Minister of Information and Culture Lai Mohammed has said President Muhammadu Buhari’s medical tour abroad does not indicate that the nation’s medical sector has collapsed.
The minister said this in Washington DC during his engagements with international media organisations, including British Broadcasting Corporation (BBC) Radio and Television, Bloomberg and Politico.
Speaking with News Agency Nigeria (NAN) after a separate interview with the three media organisations, Mohammed said the president had the right to choose his physician.
He noted that Buhari was not the first head of state going abroad for treatment.
“As Minister of Information and Culture today, if I have had a history of using a particular doctor in my life and I have confidence in him, I don’t think the fact that I am now a minister will change that.
“Irrespective of the nationality of that doctor, it is my personal decision to choose the doctor to use
“Like I explained to them, he is not the only head of state that has gone abroad for treatment.

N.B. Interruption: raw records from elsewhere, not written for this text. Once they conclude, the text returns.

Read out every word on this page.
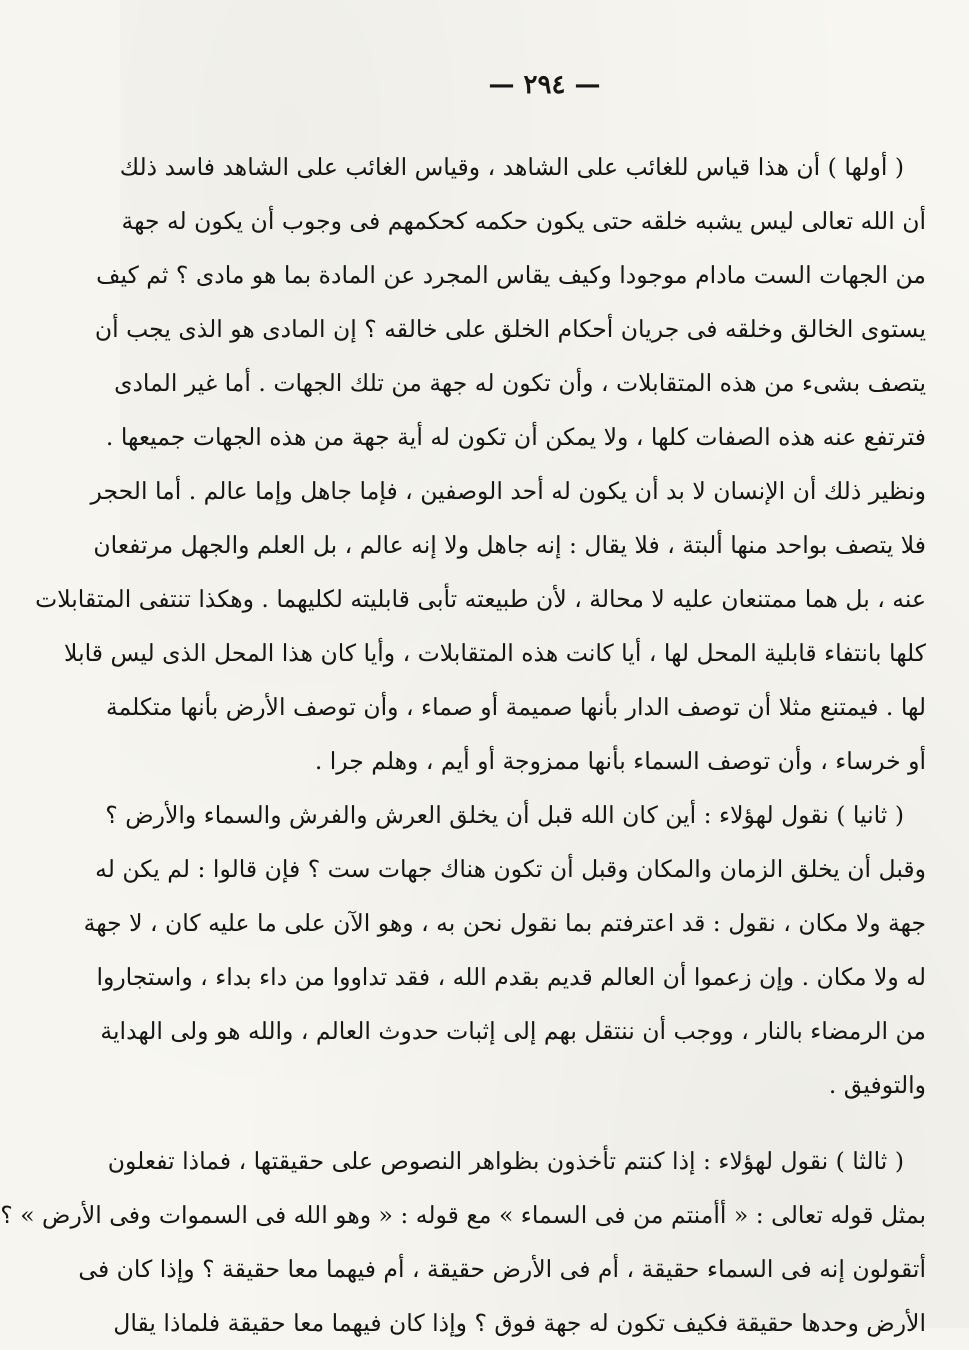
— ٢٩٤ —
( أولها ) أن هذا قياس للغائب على الشاهد ، وقياس الغائب على الشاهد فاسد ذلك
أن الله تعالى ليس يشبه خلقه حتى يكون حكمه كحكمهم فى وجوب أن يكون له جهة
من الجهات الست مادام موجودا وكيف يقاس المجرد عن المادة بما هو مادى ؟ ثم كيف
يستوى الخالق وخلقه فى جريان أحكام الخلق على خالقه ؟ إن المادى هو الذى يجب أن
يتصف بشىء من هذه المتقابلات ، وأن تكون له جهة من تلك الجهات . أما غير المادى
فترتفع عنه هذه الصفات كلها ، ولا يمكن أن تكون له أية جهة من هذه الجهات جميعها .
ونظير ذلك أن الإنسان لا بد أن يكون له أحد الوصفين ، فإما جاهل وإما عالم . أما الحجر
فلا يتصف بواحد منها ألبتة ، فلا يقال : إنه جاهل ولا إنه عالم ، بل العلم والجهل مرتفعان
عنه ، بل هما ممتنعان عليه لا محالة ، لأن طبيعته تأبى قابليته لكليهما . وهكذا تنتفى المتقابلات
كلها بانتفاء قابلية المحل لها ، أيا كانت هذه المتقابلات ، وأيا كان هذا المحل الذى ليس قابلا
لها . فيمتنع مثلا أن توصف الدار بأنها صميمة أو صماء ، وأن توصف الأرض بأنها متكلمة
أو خرساء ، وأن توصف السماء بأنها ممزوجة أو أيم ، وهلم جرا .
( ثانيا ) نقول لهؤلاء : أين كان الله قبل أن يخلق العرش والفرش والسماء والأرض ؟
وقبل أن يخلق الزمان والمكان وقبل أن تكون هناك جهات ست ؟ فإن قالوا : لم يكن له
جهة ولا مكان ، نقول : قد اعترفتم بما نقول نحن به ، وهو الآن على ما عليه كان ، لا جهة
له ولا مكان . وإن زعموا أن العالم قديم بقدم الله ، فقد تداووا من داء بداء ، واستجاروا
من الرمضاء بالنار ، ووجب أن ننتقل بهم إلى إثبات حدوث العالم ، والله هو ولى الهداية
والتوفيق .
( ثالثا ) نقول لهؤلاء : إذا كنتم تأخذون بظواهر النصوص على حقيقتها ، فماذا تفعلون
بمثل قوله تعالى : « أأمنتم من فى السماء » مع قوله : « وهو الله فى السموات وفى الأرض » ؟
أتقولون إنه فى السماء حقيقة ، أم فى الأرض حقيقة ، أم فيهما معا حقيقة ؟ وإذا كان فى
الأرض وحدها حقيقة فكيف تكون له جهة فوق ؟ وإذا كان فيهما معا حقيقة فلماذا يقال
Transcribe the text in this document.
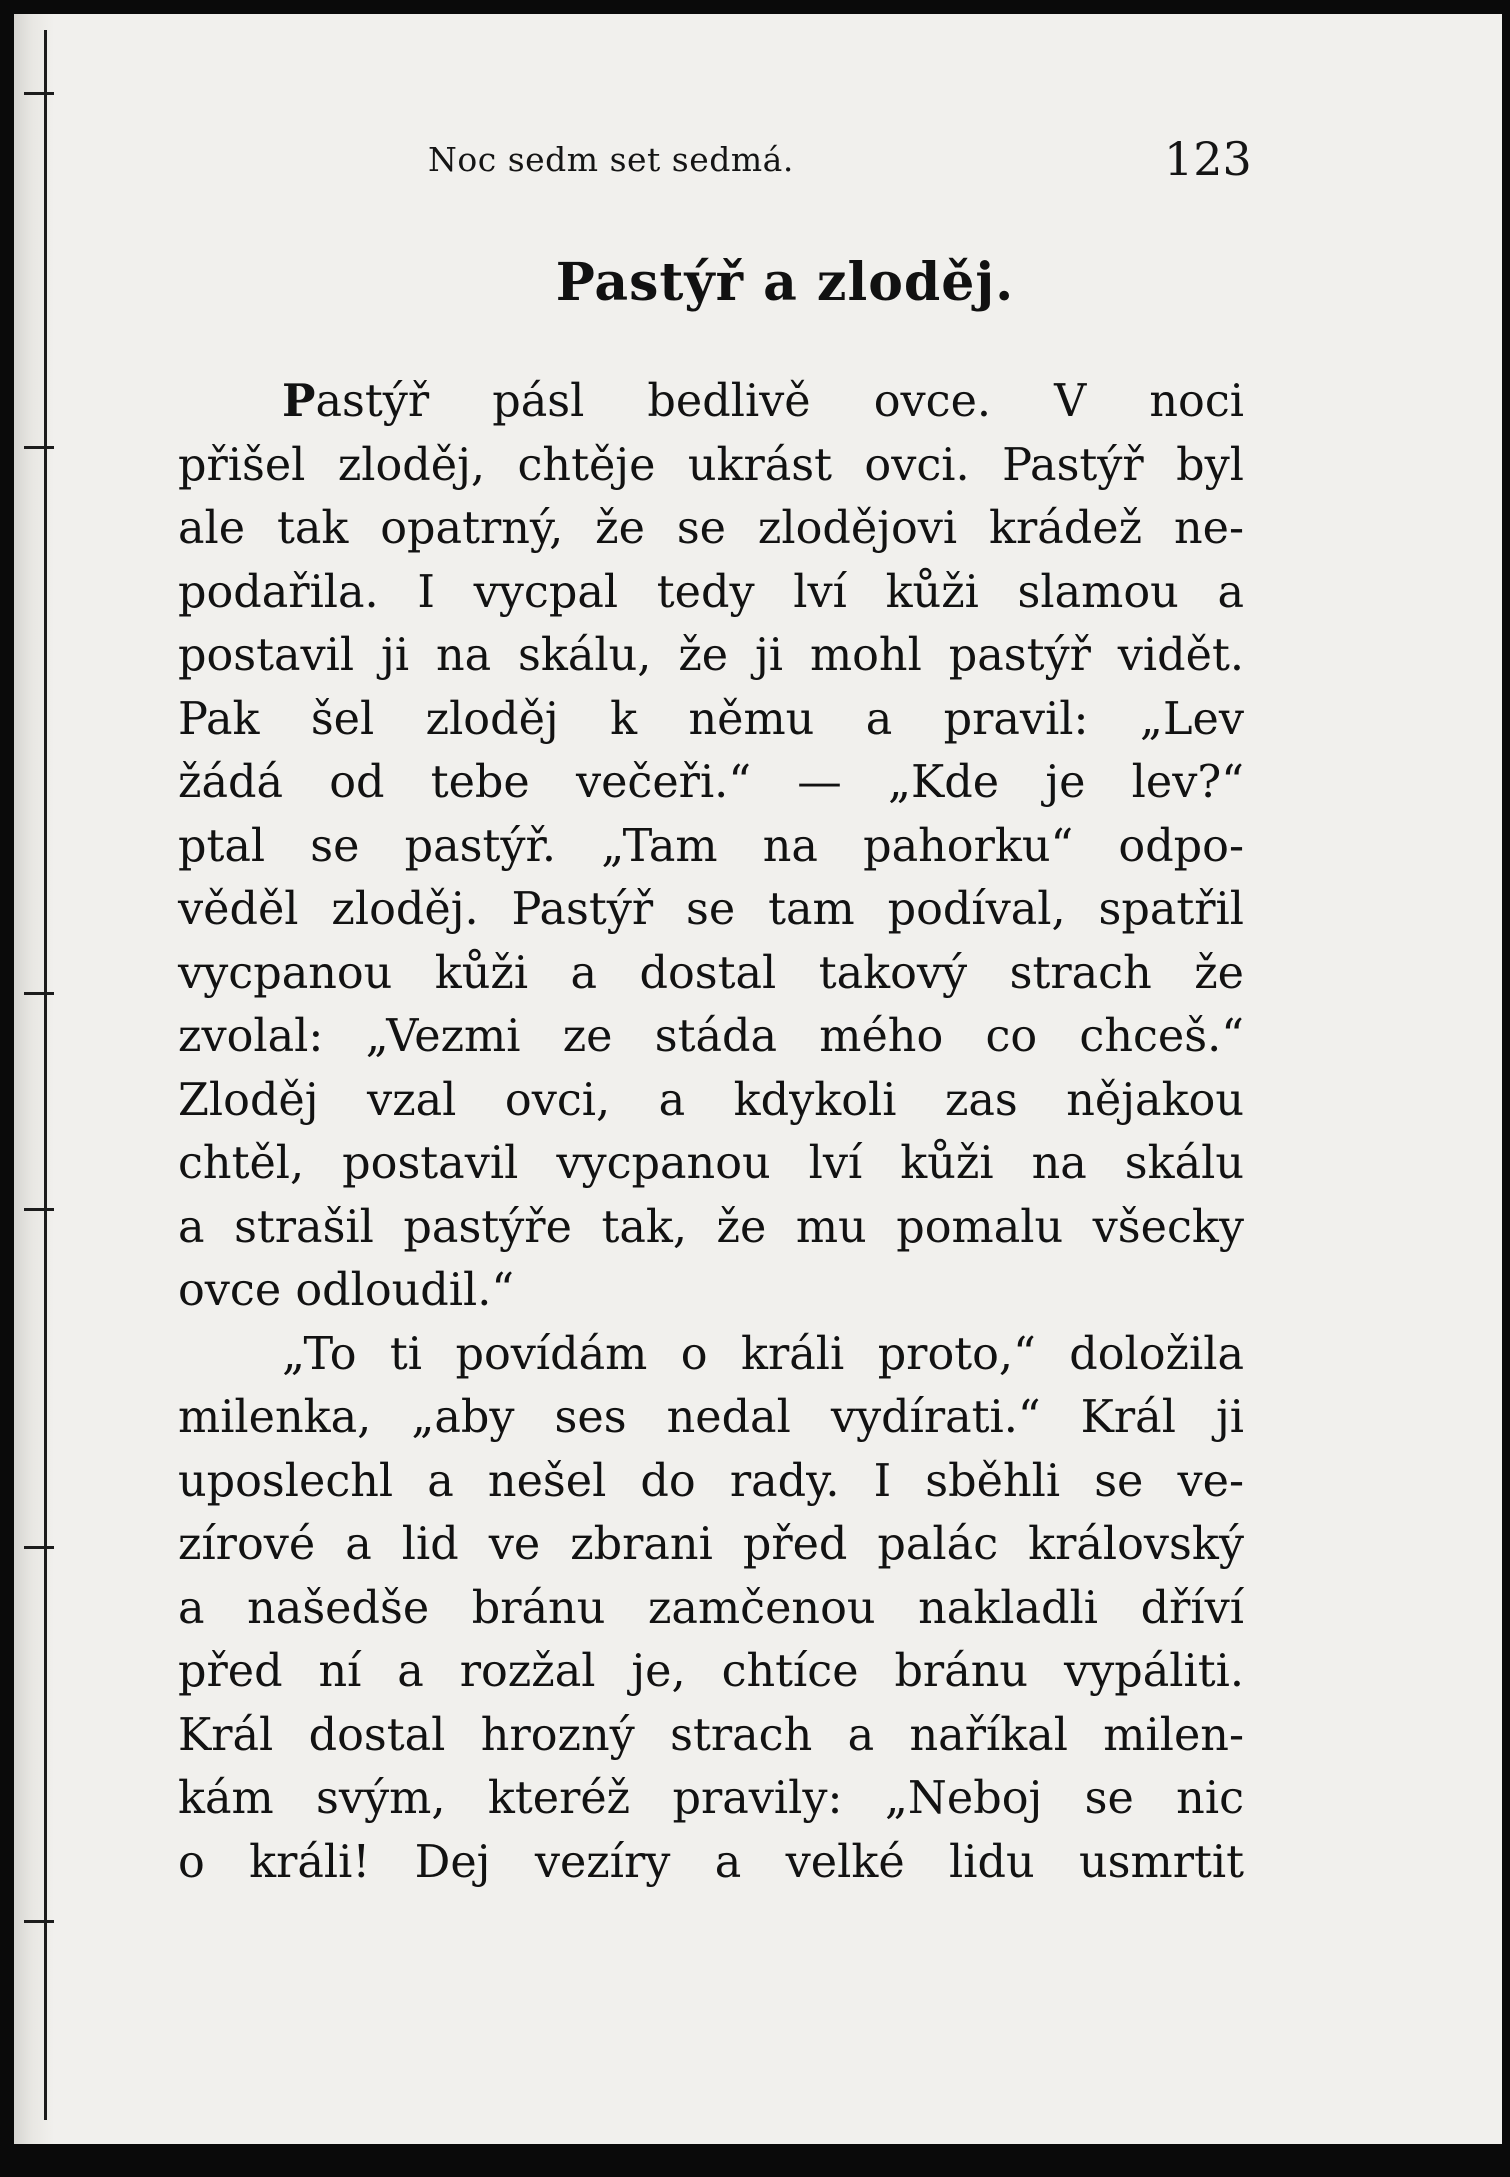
Noc sedm set sedmá.	123
Pastýř a zloděj.
Pastýř pásl bedlivě ovce. V noci
přišel zloděj, chtěje ukrást ovci. Pastýř byl
ale tak opatrný, že se zlodějovi krádež ne-
podařila. I vycpal tedy lví kůži slamou a
postavil ji na skálu, že ji mohl pastýř vidět.
Pak šel zloděj k němu a pravil: „Lev
žádá od tebe večeři.“ — „Kde je lev?“
ptal se pastýř. „Tam na pahorku“ odpo-
věděl zloděj. Pastýř se tam podíval, spatřil
vycpanou kůži a dostal takový strach že
zvolal: „Vezmi ze stáda mého co chceš.“
Zloděj vzal ovci, a kdykoli zas nějakou
chtěl, postavil vycpanou lví kůži na skálu
a strašil pastýře tak, že mu pomalu všecky
ovce odloudil.“
„To ti povídám o králi proto,“ doložila
milenka, „aby ses nedal vydírati.“ Král ji
uposlechl a nešel do rady. I sběhli se ve-
zírové a lid ve zbrani před palác královský
a našedše bránu zamčenou nakladli dříví
před ní a rozžal je, chtíce bránu vypáliti.
Král dostal hrozný strach a naříkal milen-
kám svým, kteréž pravily: „Neboj se nic
o králi! Dej vezíry a velké lidu usmrtit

“If Mr President has a personal physician for over 30 years, who understands his case and has been managing him, why will it be an issue of contention to seek medical attention from him.
“It will not be right to say that because of what people are going to say, he has to stay in Nigeria to seek treatment,’’ he said.
The minister berated those who criticised the president’s action of seeking medical attention abroad, stressing that it was an inconsequential attempt to de-market him.
He said despite challenges, the nation’s health sector was not in comatose to warrant a vote of no confidence on the sector.
Mohammed disclosed that despite criticism of the sector, the World Health Organisation had rated Nigeria fourth in terms of the national response to COVID-19.
He said the country attained the feat, notwithstanding the two-pronged challenges of vaccine nationalism and hesitancy.
He explained that vaccine nationalism was when countries like Nigeria were denied access to procure vaccines to administer to its teeming population.
“In countries where they have less population, they have received tens of millions of doses whereas in Nigeria we have received just about eight million.
“This is a far cry from the 70 per cent population that we need to vaccinate before we can achieve herd immunity.“
Mohammed’s claim is contrary to a recent Chandler Good Governance Index (CGGI) report, which indicated that the Nigerian healthcare system was on the verge of collapsing.
This year, the Nigerian healthcare sector was ranked third at the bottom of the countries under the good governance index. Out of the 104 countries on the list, Nigeria emerged number 102.
The Nigerian Association of Resident Doctors (NARD) is currently on strike due to poor working conditions, unpaid salaries, hazard allowance, and COVID-19 inducement allowance. As the strike continues, patients are reportedly abandoned in public hospitals across the country.
In 2017, the Nigerian government announced its plan to renovate 10,000 Health Care Centres (PHCs). In 2021, data show that out of 30,000 PHCs in Nigeria, only 6,000 are functional, but they lack adequate equipment.
As a result of ill-equipped PHCs and underpaid health workers, Nigeria contributes not less than 20 per cent of global maternal deaths.